Ha, ha - as mentioned in the recent detailing cheats thread.

I've got away with just cleaning the alloys and dressing the tyres only - yet my peeps insist I've cleaned the whole car 

Zaino Z-16 in the summer

Gtechniq T1 in the winter.

I'm gonna try some Autosmart Highstyle, which could eclipse them both.


----------



## Rabidracoon28 (May 31, 2012)

Car Plan Flash Dash applicator sponges, 74p from Asdas

great finish, no sling whatsoever and pretty durable so far (been on a week)


----------



## Guitarjon (Jul 13, 2012)

Well I took a picture today to show how well it's holding up. Don't really do it justice as I was taking pictures whilst he car was having its aircon topped up and tried to do it without looking like a weirdo at he garage.










I don't know what you guys feel but so many tyre shines just seem to last a matt of days. I have driven about 100 miles now and they are still as clean and shiney as hey were when I applied it.

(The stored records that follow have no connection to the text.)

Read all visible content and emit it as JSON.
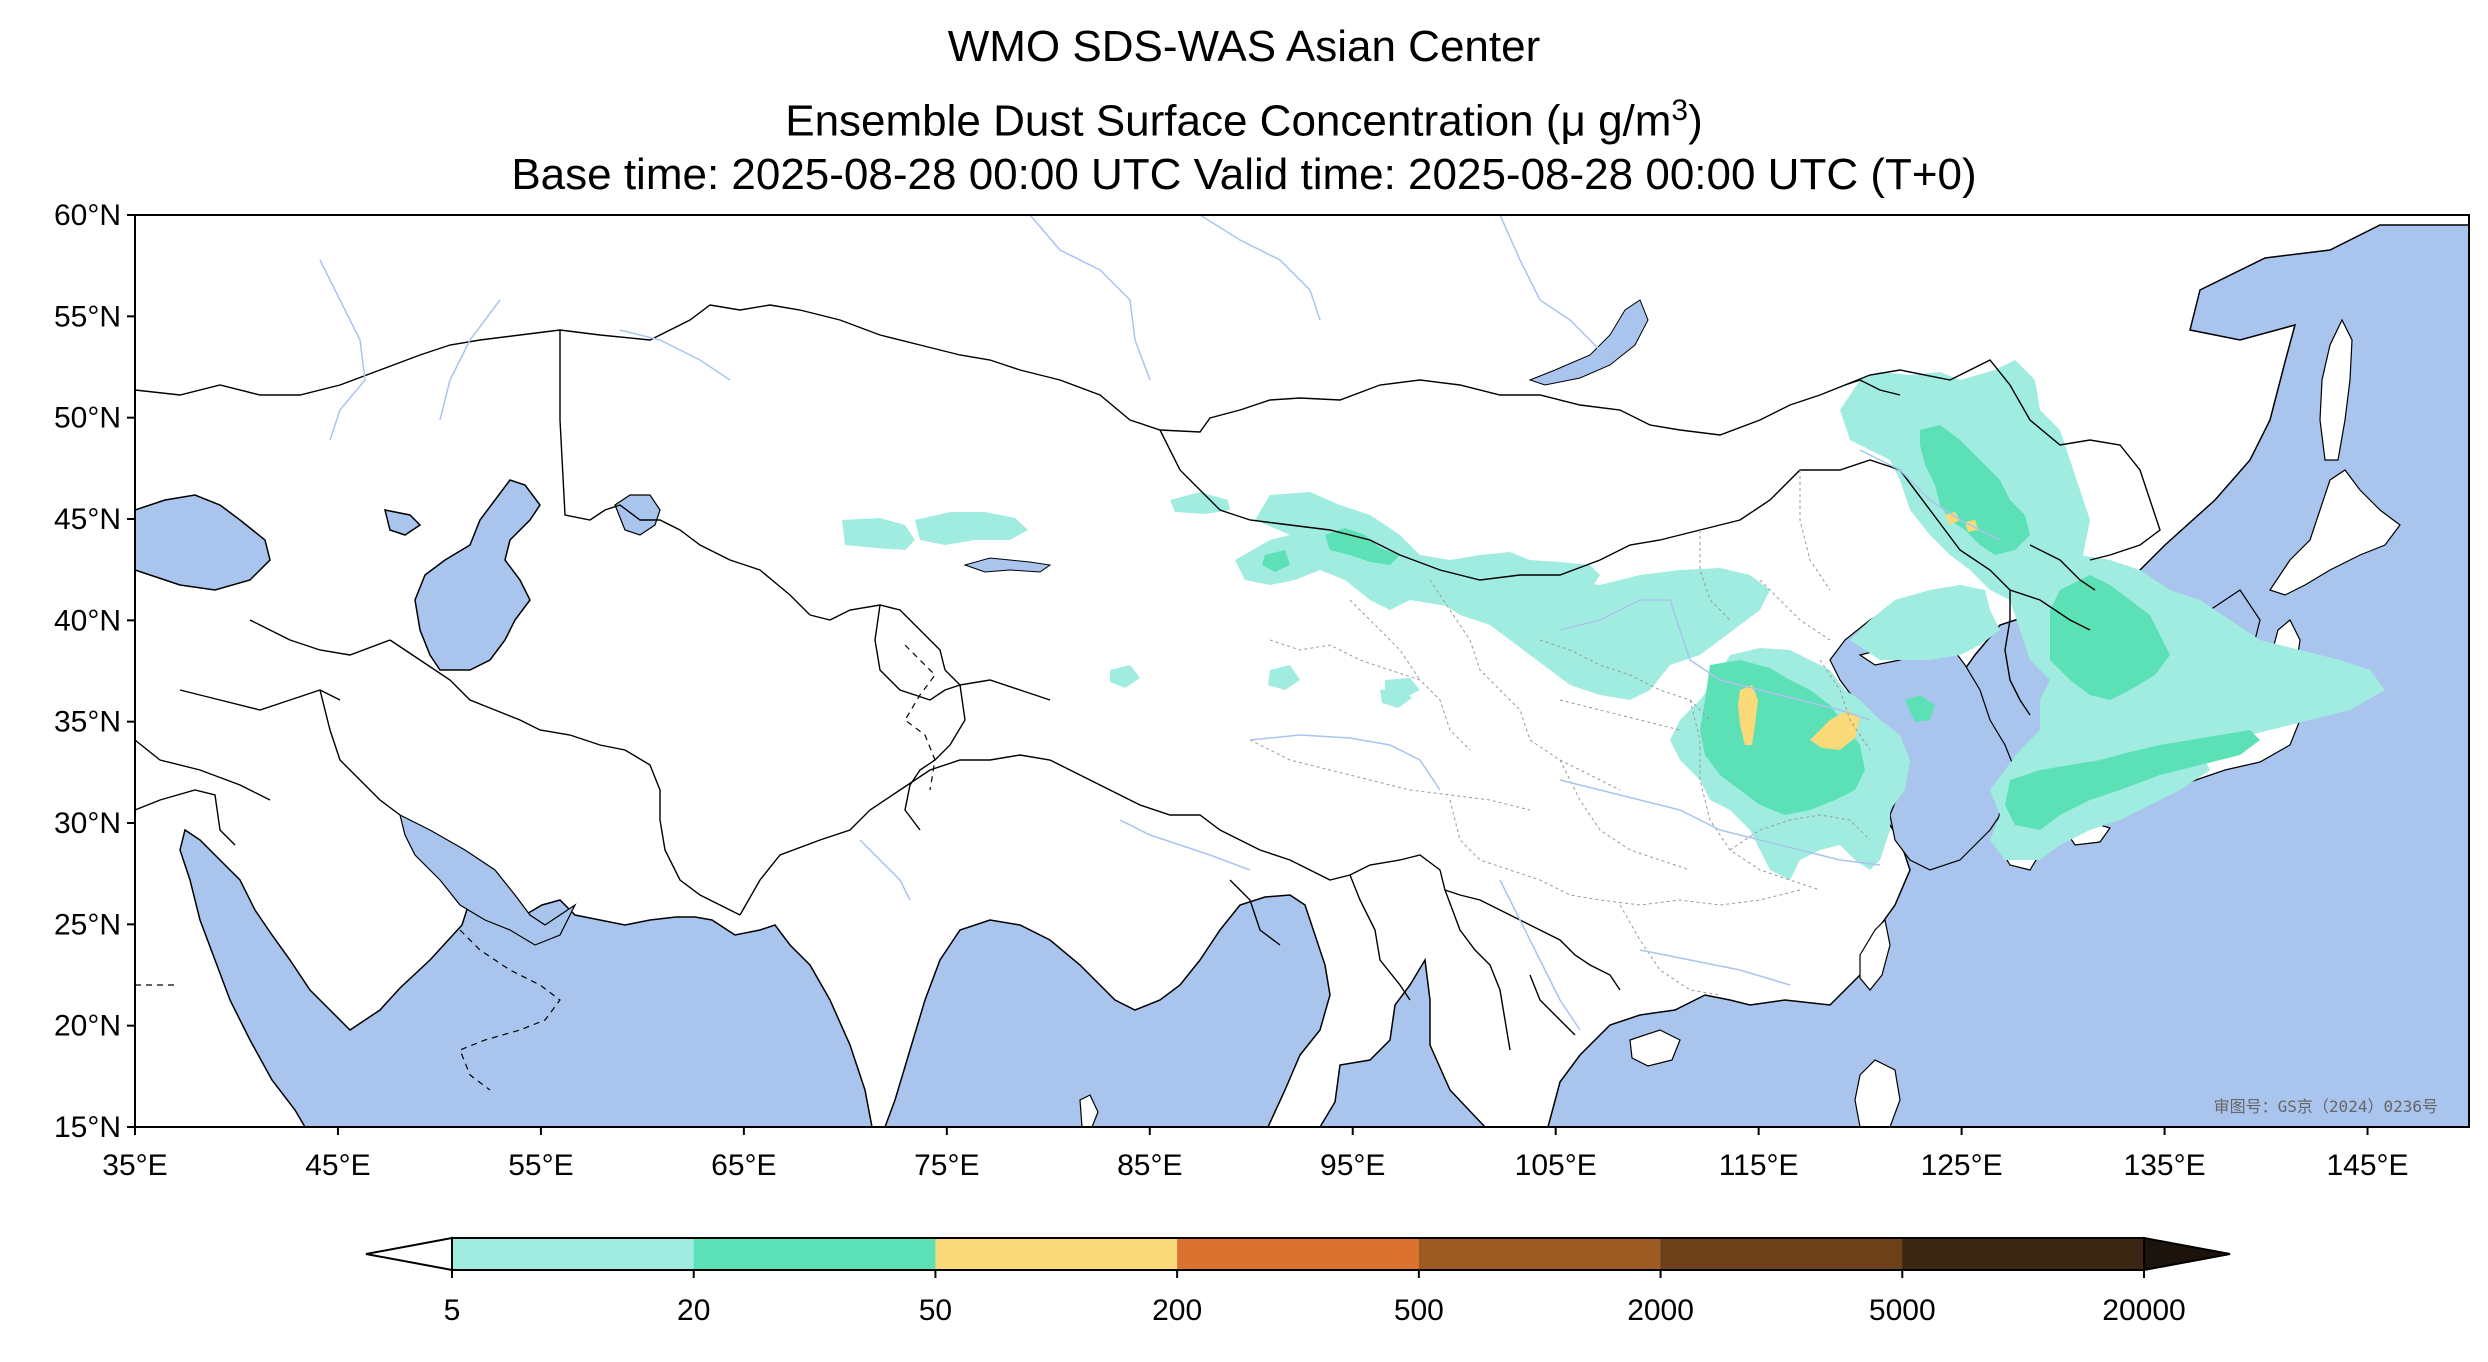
{
  "header": {
    "title_line1": "WMO SDS-WAS Asian Center",
    "title_line2_prefix": "Ensemble Dust Surface Concentration (μ g/m",
    "title_line2_sup": "3",
    "title_line2_suffix": ")",
    "title_line3": "Base time: 2025-08-28 00:00 UTC Valid time: 2025-08-28 00:00 UTC (T+0)"
  },
  "map": {
    "lon_range": [
      35,
      150
    ],
    "lat_range": [
      15,
      60
    ],
    "lon_ticks": [
      35,
      45,
      55,
      65,
      75,
      85,
      95,
      105,
      115,
      125,
      135,
      145
    ],
    "lat_ticks": [
      15,
      20,
      25,
      30,
      35,
      40,
      45,
      50,
      55,
      60
    ],
    "lon_tick_labels": [
      "35°E",
      "45°E",
      "55°E",
      "65°E",
      "75°E",
      "85°E",
      "95°E",
      "105°E",
      "115°E",
      "125°E",
      "135°E",
      "145°E"
    ],
    "lat_tick_labels": [
      "15°N",
      "20°N",
      "25°N",
      "30°N",
      "35°N",
      "40°N",
      "45°N",
      "50°N",
      "55°N",
      "60°N"
    ],
    "ocean_color": "#a9c5ee",
    "land_color": "#ffffff",
    "approval_number": "审图号：GS京（2024）0236号"
  },
  "colorbar": {
    "tick_labels": [
      "5",
      "20",
      "50",
      "200",
      "500",
      "2000",
      "5000",
      "20000"
    ],
    "colors": [
      "#a0ece0",
      "#5ce1b6",
      "#fad978",
      "#db722f",
      "#9b5b22",
      "#6c4119",
      "#3a2613"
    ],
    "under_color": "#ffffff",
    "over_color": "#1c140c"
  }
}
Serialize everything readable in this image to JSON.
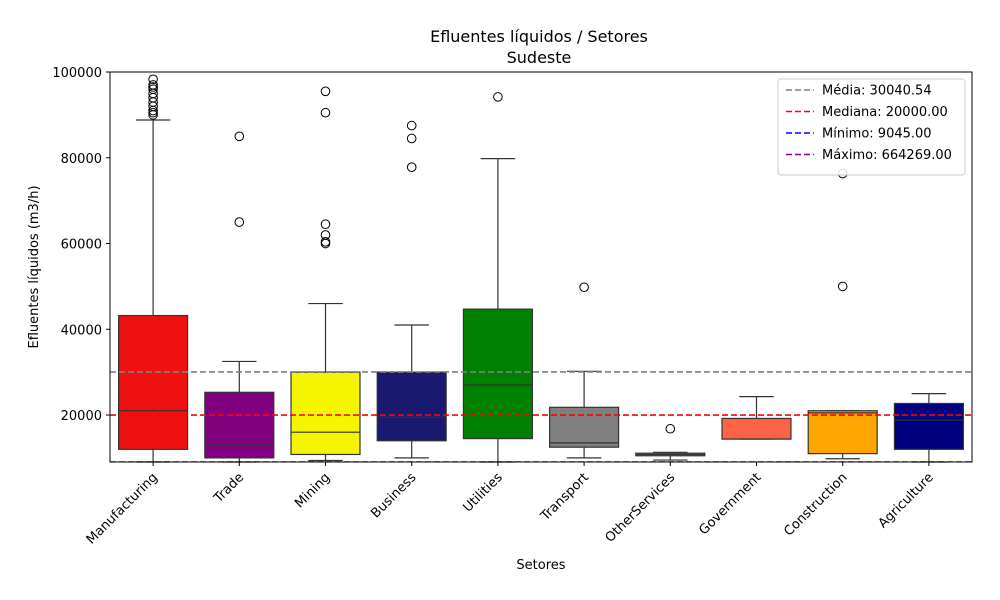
{
  "chart_data": {
    "type": "box",
    "title": "Efluentes líquidos / Setores",
    "subtitle": "Sudeste",
    "xlabel": "Setores",
    "ylabel": "Efluentes líquidos (m3/h)",
    "ylim": [
      9045,
      100000
    ],
    "yticks": [
      20000,
      40000,
      60000,
      80000,
      100000
    ],
    "ytick_labels": [
      "20000",
      "40000",
      "60000",
      "80000",
      "100000"
    ],
    "legend_position": "top-right",
    "categories": [
      "Manufacturing",
      "Trade",
      "Mining",
      "Business",
      "Utilities",
      "Transport",
      "OtherServices",
      "Government",
      "Construction",
      "Agriculture"
    ],
    "boxes": [
      {
        "category": "Manufacturing",
        "color": "#ee1111",
        "whislo": 9045,
        "q1": 12000,
        "med": 21000,
        "q3": 43200,
        "whishi": 88800,
        "fliers": [
          90000,
          90500,
          91000,
          92000,
          93000,
          94000,
          95000,
          96000,
          96500,
          97000,
          98300
        ]
      },
      {
        "category": "Trade",
        "color": "#800080",
        "whislo": 9045,
        "q1": 10000,
        "med": 13200,
        "q3": 25300,
        "whishi": 32500,
        "fliers": [
          65000,
          85000
        ]
      },
      {
        "category": "Mining",
        "color": "#f5f500",
        "whislo": 9400,
        "q1": 10800,
        "med": 16000,
        "q3": 30000,
        "whishi": 46000,
        "fliers": [
          60000,
          60400,
          62000,
          64500,
          90500,
          95500
        ]
      },
      {
        "category": "Business",
        "color": "#191970",
        "whislo": 10000,
        "q1": 14000,
        "med": 19500,
        "q3": 30000,
        "whishi": 41000,
        "fliers": [
          77800,
          84500,
          87500
        ]
      },
      {
        "category": "Utilities",
        "color": "#008000",
        "whislo": 9045,
        "q1": 14500,
        "med": 27000,
        "q3": 44700,
        "whishi": 79800,
        "fliers": [
          94200
        ]
      },
      {
        "category": "Transport",
        "color": "#808080",
        "whislo": 10000,
        "q1": 12500,
        "med": 13500,
        "q3": 21800,
        "whishi": 30200,
        "fliers": [
          49800
        ]
      },
      {
        "category": "OtherServices",
        "color": "#9acd32",
        "whislo": 9500,
        "q1": 10500,
        "med": 10800,
        "q3": 11100,
        "whishi": 11300,
        "fliers": [
          16800
        ]
      },
      {
        "category": "Government",
        "color": "#ff6347",
        "whislo": 14400,
        "q1": 14400,
        "med": 14400,
        "q3": 19200,
        "whishi": 24300,
        "fliers": []
      },
      {
        "category": "Construction",
        "color": "#ffa500",
        "whislo": 9800,
        "q1": 11000,
        "med": 20500,
        "q3": 21000,
        "whishi": 21000,
        "fliers": [
          50000,
          76300
        ]
      },
      {
        "category": "Agriculture",
        "color": "#000080",
        "whislo": 9045,
        "q1": 12000,
        "med": 18800,
        "q3": 22700,
        "whishi": 25000,
        "fliers": []
      }
    ],
    "hlines": [
      {
        "label": "Média: 30040.54",
        "value": 30040.54,
        "color": "#808080"
      },
      {
        "label": "Mediana: 20000.00",
        "value": 20000,
        "color": "#ff0000"
      },
      {
        "label": "Mínimo: 9045.00",
        "value": 9045,
        "color": "#0000ff"
      },
      {
        "label": "Máximo: 664269.00",
        "value": 664269,
        "color": "#800080"
      }
    ]
  }
}
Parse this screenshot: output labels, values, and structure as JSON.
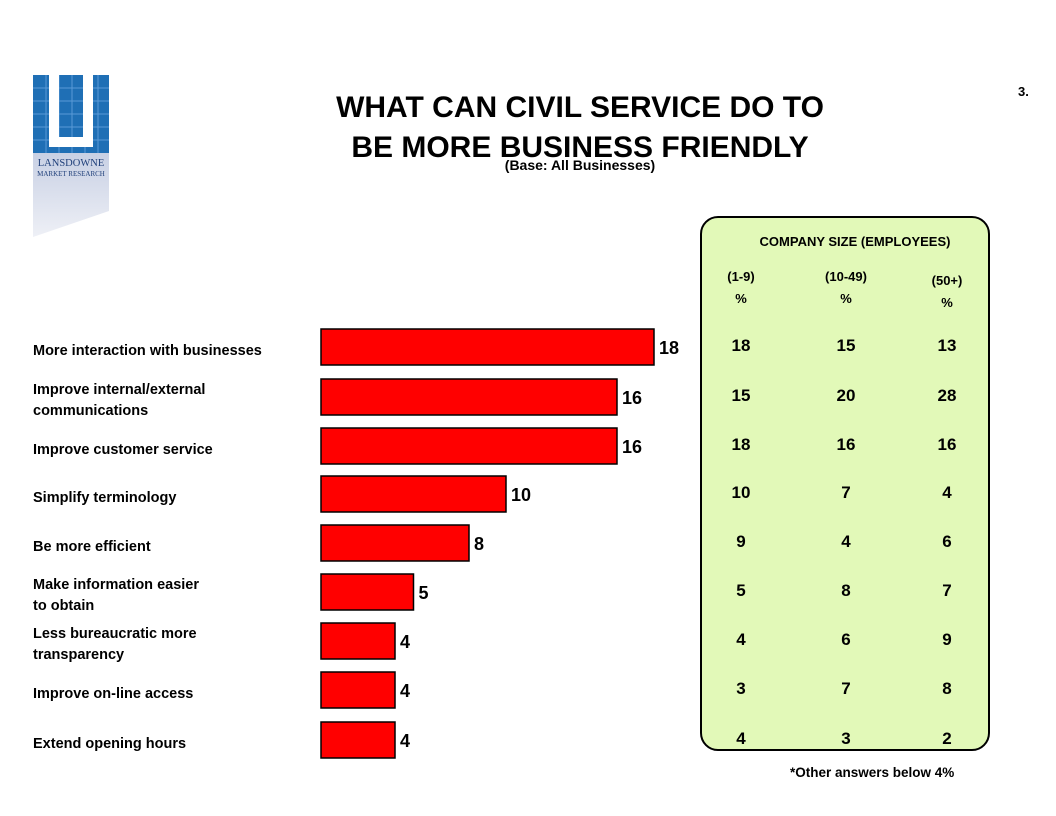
{
  "logo": {
    "text_line1": "LANSDOWNE",
    "text_line2": "MARKET RESEARCH"
  },
  "title_line1": "WHAT CAN CIVIL SERVICE DO TO",
  "title_line2": "BE MORE BUSINESS FRIENDLY",
  "subtitle": "(Base: All Businesses)",
  "slide_number": "3.",
  "footnote": "*Other answers below 4%",
  "colors": {
    "bar": "#ff0000",
    "panel": "#e2f9b8"
  },
  "chart_data": {
    "type": "bar",
    "orientation": "horizontal",
    "categories": [
      "More interaction with businesses",
      "Improve internal/external communications",
      "Improve customer service",
      "Simplify terminology",
      "Be more efficient",
      "Make information easier to obtain",
      "Less bureaucratic more transparency",
      "Improve on-line access",
      "Extend opening hours"
    ],
    "category_lines": [
      [
        "More interaction with businesses"
      ],
      [
        "Improve internal/external",
        "communications"
      ],
      [
        "Improve customer service"
      ],
      [
        "Simplify terminology"
      ],
      [
        "Be more efficient"
      ],
      [
        "Make information easier",
        "to obtain"
      ],
      [
        "Less bureaucratic more",
        "transparency"
      ],
      [
        "Improve on-line access"
      ],
      [
        "Extend opening hours"
      ]
    ],
    "values": [
      18,
      16,
      16,
      10,
      8,
      5,
      4,
      4,
      4
    ],
    "xlim": [
      0,
      18
    ]
  },
  "table": {
    "title": "COMPANY  SIZE (EMPLOYEES)",
    "columns": [
      {
        "label": "(1-9)",
        "unit": "%"
      },
      {
        "label": "(10-49)",
        "unit": "%"
      },
      {
        "label": "(50+)",
        "unit": "%"
      }
    ],
    "rows": [
      [
        18,
        15,
        13
      ],
      [
        15,
        20,
        28
      ],
      [
        18,
        16,
        16
      ],
      [
        10,
        7,
        4
      ],
      [
        9,
        4,
        6
      ],
      [
        5,
        8,
        7
      ],
      [
        4,
        6,
        9
      ],
      [
        3,
        7,
        8
      ],
      [
        4,
        3,
        2
      ]
    ]
  }
}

Your right about just cleaning the tyres. Main thing that makes the car 'look' clean.


----------



## Tristude14 (Jul 10, 2012)

Hey guys, I have been using Optimum tire shine for the last year or so and find this product can be easily applied, darkens the tire (low gloss) and lasts weeks on end. I live in Florida, which gets pounded with rain and sun (heat) constantly. 

I have just received some Auto Finesse Satin and can not wait to try it out soon!

I have no affiliations with any companies mentioned.


----------